S3T-Former: A Purely Spike-Driven State-Space Topology Transformer for Skeleton Action Recognition

Abstract

Skeleton-based action recognition is crucial for multimedia applications but heavily relies on power-hungry Artificial Neural Networks (ANNs), limiting their deployment on resource-constrained edge devices. Spiking Neural Networks (SNNs) provide an energy-efficient alternative; however, existing spiking models for skeleton data often compromise the intrinsic sparsity of SNNs by resorting to dense matrix aggregations, heavy multimodal fusion modules, or non-sparse frequency domain transformations. Furthermore, they severely suffer from the short-term amnesia of spiking neurons. In this paper, we propose the Spiking State-Space Topology Transformer (S3T-Former), which, to the best of our knowledge, is the first purely spike-driven Transformer architecture specifically designed for energy-efficient skeleton action recognition.
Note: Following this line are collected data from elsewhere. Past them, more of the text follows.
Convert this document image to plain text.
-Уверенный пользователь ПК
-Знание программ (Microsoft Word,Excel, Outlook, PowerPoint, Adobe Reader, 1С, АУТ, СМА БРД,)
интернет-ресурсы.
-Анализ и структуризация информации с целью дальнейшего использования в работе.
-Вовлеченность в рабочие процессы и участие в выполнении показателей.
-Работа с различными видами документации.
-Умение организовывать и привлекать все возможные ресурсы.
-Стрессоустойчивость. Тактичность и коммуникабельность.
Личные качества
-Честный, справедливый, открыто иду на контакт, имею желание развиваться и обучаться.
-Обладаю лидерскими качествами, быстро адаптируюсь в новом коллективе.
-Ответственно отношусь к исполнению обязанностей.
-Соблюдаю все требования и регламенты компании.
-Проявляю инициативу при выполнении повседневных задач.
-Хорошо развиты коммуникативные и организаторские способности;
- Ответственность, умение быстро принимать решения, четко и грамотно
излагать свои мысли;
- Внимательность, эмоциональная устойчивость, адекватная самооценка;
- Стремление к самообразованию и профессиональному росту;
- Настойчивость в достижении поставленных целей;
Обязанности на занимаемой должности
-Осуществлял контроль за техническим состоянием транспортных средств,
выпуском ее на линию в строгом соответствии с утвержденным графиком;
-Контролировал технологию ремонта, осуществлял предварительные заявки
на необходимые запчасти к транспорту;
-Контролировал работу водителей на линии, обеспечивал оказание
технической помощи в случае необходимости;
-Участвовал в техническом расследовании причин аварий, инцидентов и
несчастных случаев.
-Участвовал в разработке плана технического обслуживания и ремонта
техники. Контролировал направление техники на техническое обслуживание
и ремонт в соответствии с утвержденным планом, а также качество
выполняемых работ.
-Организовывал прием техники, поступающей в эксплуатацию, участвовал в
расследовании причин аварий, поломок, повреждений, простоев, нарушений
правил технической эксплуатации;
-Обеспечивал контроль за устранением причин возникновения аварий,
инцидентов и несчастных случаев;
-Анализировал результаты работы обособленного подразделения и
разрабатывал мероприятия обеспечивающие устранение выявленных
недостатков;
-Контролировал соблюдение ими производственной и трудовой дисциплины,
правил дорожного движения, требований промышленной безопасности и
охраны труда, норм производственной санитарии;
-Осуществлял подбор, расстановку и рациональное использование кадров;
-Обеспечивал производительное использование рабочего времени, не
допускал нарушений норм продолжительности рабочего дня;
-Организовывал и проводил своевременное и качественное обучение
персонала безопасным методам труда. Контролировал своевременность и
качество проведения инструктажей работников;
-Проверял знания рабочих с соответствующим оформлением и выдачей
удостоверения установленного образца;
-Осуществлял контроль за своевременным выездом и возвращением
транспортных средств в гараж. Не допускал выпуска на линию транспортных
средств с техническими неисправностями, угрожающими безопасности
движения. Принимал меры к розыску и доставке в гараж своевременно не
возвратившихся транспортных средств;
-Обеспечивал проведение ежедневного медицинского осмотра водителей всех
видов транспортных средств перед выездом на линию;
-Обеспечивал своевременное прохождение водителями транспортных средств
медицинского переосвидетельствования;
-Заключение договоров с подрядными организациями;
Rather than relying on heavy fusion overhead, we formulate a Multi-Stream Anatomical Spiking Embedding (M-ASE) that acts as a generalized kinematic differential operator, elegantly transforming multimodal skeleton features into heterogeneous, highly sparse event streams. To achieve true topological and temporal sparsity, we introduce Lateral Spiking Topology Routing (LSTR) for on-demand conditional spike propagation, and a Spiking State-Space (S3) Engine to systematically capture long-range temporal dynamics without non-sparse spectral workarounds. Extensive experiments on multiple large-scale datasets demonstrate that S3T-Former achieves highly competitive accuracy while theoretically reducing energy consumption compared to classic ANNs, establishing a new state-of-the-art for energy-efficient neuromorphic action recognition.